Restoring forest health in Washington

bryanBLOG

Lens, a new political and business news site in Washington, recently took a multi-tiered look at the state’s poor forest health, the various reasons why federal forests here aren’t actively managed and how more management would help.

The feds, for one, need to take a more active role, especially as Washington’s federal forests increasingly become a tinderbox for wildfires, according to forestry leaders.

Private landowners are…hoping the Forest Service will take a more vigorous role in managing its forests so they have a “healthy neighbor,” said Cindy Mitchell. Mitchell is the senior director of public affairs for the Washington Forest Protection Association.

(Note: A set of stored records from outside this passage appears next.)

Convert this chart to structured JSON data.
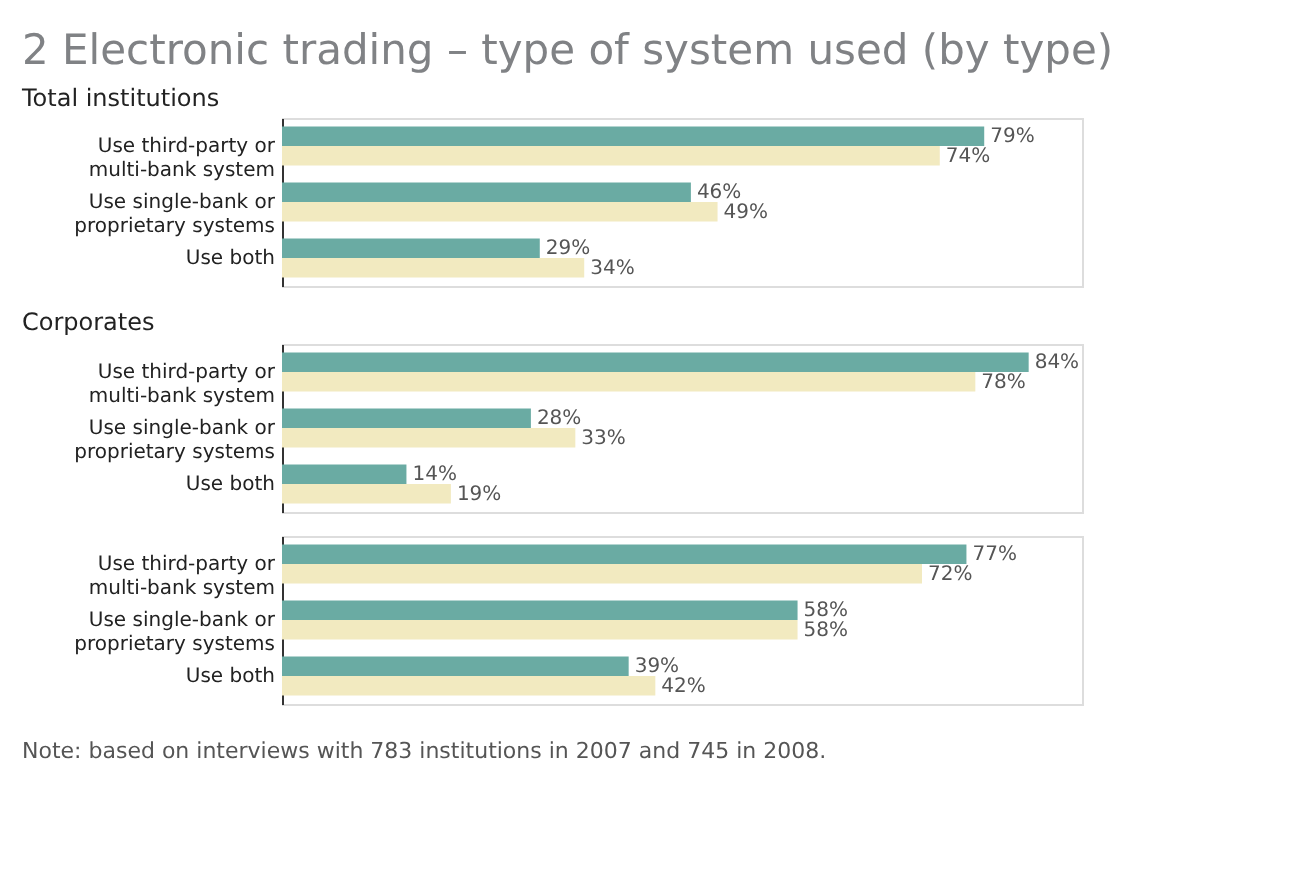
{
  "chart_data": [
    {
      "type": "bar",
      "orientation": "horizontal",
      "title": "2 Electronic trading – type of system used (by type)",
      "subtitle": "Total institutions",
      "categories": [
        "Use third-party or multi-bank system",
        "Use single-bank or proprietary systems",
        "Use both"
      ],
      "series": [
        {
          "color": "#6aaba3",
          "values": [
            79,
            46,
            29
          ],
          "value_labels": [
            "79%",
            "46%",
            "29%"
          ]
        },
        {
          "color": "#f2eac0",
          "values": [
            74,
            49,
            34
          ],
          "value_labels": [
            "74%",
            "49%",
            "34%"
          ]
        }
      ]
    },
    {
      "type": "bar",
      "orientation": "horizontal",
      "subtitle": "Corporates",
      "categories": [
        "Use third-party or multi-bank system",
        "Use single-bank or proprietary systems",
        "Use both"
      ],
      "series": [
        {
          "color": "#6aaba3",
          "values": [
            84,
            28,
            14
          ],
          "value_labels": [
            "84%",
            "28%",
            "14%"
          ]
        },
        {
          "color": "#f2eac0",
          "values": [
            78,
            33,
            19
          ],
          "value_labels": [
            "78%",
            "33%",
            "19%"
          ]
        }
      ]
    },
    {
      "type": "bar",
      "orientation": "horizontal",
      "categories": [
        "Use third-party or multi-bank system",
        "Use single-bank or proprietary systems",
        "Use both"
      ],
      "annotations": [
        "Note: based on interviews with 783 institutions in 2007 and 745 in 2008."
      ],
      "series": [
        {
          "color": "#6aaba3",
          "values": [
            77,
            58,
            39
          ],
          "value_labels": [
            "77%",
            "58%",
            "39%"
          ]
        },
        {
          "color": "#f2eac0",
          "values": [
            72,
            58,
            42
          ],
          "value_labels": [
            "72%",
            "58%",
            "42%"
          ]
        }
      ]
    }
  ]
}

Absent a more active role, the Forest Service will be “creating a condition that results in a McMurray,” she said in reference to the ongoing Fort McMurray fire in Canada. The wildfire has burned 1,457,910 acres so far.

Cross-laminated timber has incredible promise in providing a environmentally sustainable building material and in turn, helping to maximize the use of harvested timber, said Thomas DeLuca, director of the School of Environmental and Forest Sciences at University of Washington.

Deluca says advances in CLT production could expand the uses of narrow trees culled for forest health, and create market demand. This would give the Forest Service a financial incentive to remove relatively young tree stands in national forests where logging abruptly ceased decades ago.

“It sounds like a pipe dream but I think it’s absolutely possible,” Deluca said at a January 28 meeting of the Senate Ways and Means Committee.

The benefits of using thinner trees to produce CLT could go even further.

If they manage to find a way to expand the use of thinner trees for CLT, the next step would be to create financial incentives for private CLT mills to open up in the state, said (Bernard Bormann, Director of UW’s Olympic Natural Resources Center, based in Forks).

The nearest CLT mills to Washington are in Oregon and British Columbia.

…Bormann believes logging thinner trees for CLT could be one way around the “old timber wars,” because it only involves logging newer trees that would be removed anyway as part of mechanical thinning projects.

Along with new job creation, another potential benefit from CLT-based logging is additional funding for local schools and roads in the counties where the trees are located. Proceeds from both federal and state timber sales go to public schools and roads. However, only state forests are required to generate profit from logging.